# Sunshine Village Vs Marmot Basin



## YanTheMan (Nov 10, 2008)

I totally disagree.

Marmot is a very fun place to go to.

Give sunshine alot more credit although. I don't think your finding the good runs. Have you been to backdoor? Seen their park? What about the steep quality runs in goats eye.

Skiout? Damn thats a pretty fun way to finish the day!


----------



## SB4L (Jan 12, 2009)

Yeah I disagree on a couple of points there for Sunshine (never been to marmot so can't really say about that).

-gondola from base can also be considered a con, when you realize that if you're trying to get first tracks, you have to take into account a 20+ min trip up to the base, and a potential lineup to even get on the Gondola. Also, if you say pack a lunch and leave it in your car, that's about an hour round trip to come down for lunch.

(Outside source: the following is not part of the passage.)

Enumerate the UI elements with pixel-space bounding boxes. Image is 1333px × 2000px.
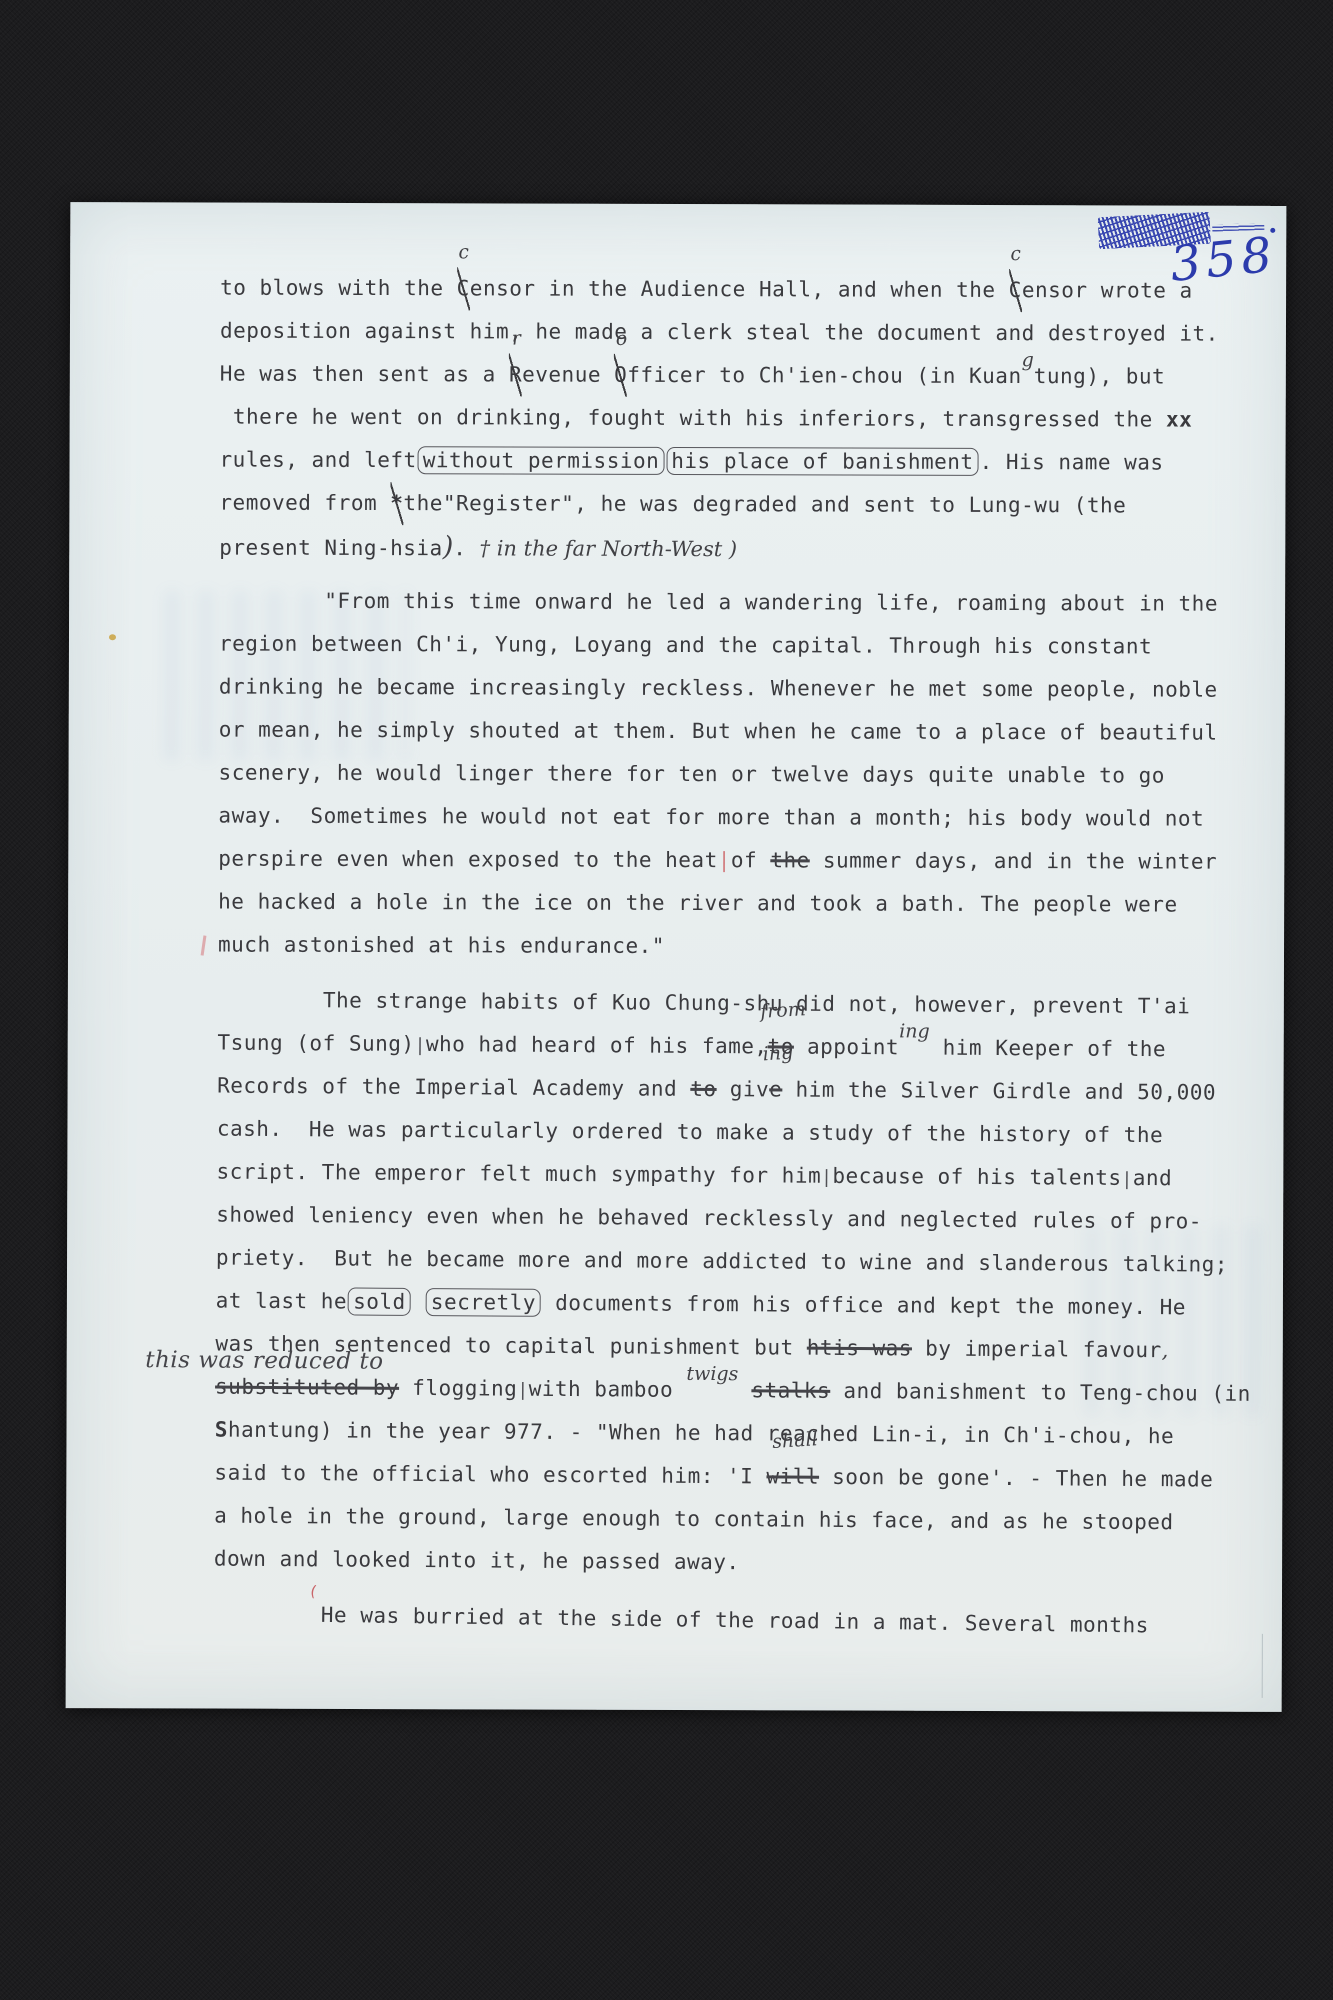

- Stuck up skiers? Must have been your personal experience, I chat with everyone on the lifts there and generally there are chill people. Then again, I almost NEVER ski on weekends being a local, as that's when you get the more stuck up city crowd.

-Groomed runs are for beginners? I don't really get that logic, but you can't control mother nature, when it dumps, Goatseye glades are incredible. As mentioned by YanTheMan, it sounds like you missed a lot of the good runs. Find a local next time and ask for some tips!


----------



## SB4L (Jan 12, 2009)

Steezey said:


> Marmot con's
> - Pretty much no parks, but why would you go to a mountain to ride park.
> - Expensive food, beer, tickets if you get caught speeding.


-Though I agree that a good enough mountain doesn't need the best park, it really does make those slushy / icy days when everything is all tracked out a bit more fun as there is still something fun to hit.

Tickets if you get caught speeding??? Um, welcome to the highway... Where DON'T you get a ticket when caught speeding? 

There is a well-known blitz in April, watch out all along the trans canada right now.


----------



## chupacabraman (Jul 30, 2009)

What are you talking about Marmot good snow and Sunshine all groomers?
Did you know Sunshine gets almost 3X the snow Marmot does? And there is a lot more advanced terrain as Sunshine as well. I'm a little biased from living in Banff for so many years... but there was a reason I was there riding Sunshine and not living in Jasper riding Marmot.
As far as price they are both expensive - like any popular ski resort.

SB4L made a lot of good points. LOL at the speeding comment. But yeah, Sunshine gets SLAMMED on the weekends... so packed you just don't want to go. Both hills are pretty empty on weekdays. It's hard to find the good runs at Sunshine if you don't know the hill well (ie: months of experience there). You'll just end up riding the same ones as all the beginers and get stuck in the flat spots due to the weird layout. Once you learn how to ride the mountain, get from place to place, and know where the good runs are... how it's amazing then!


----------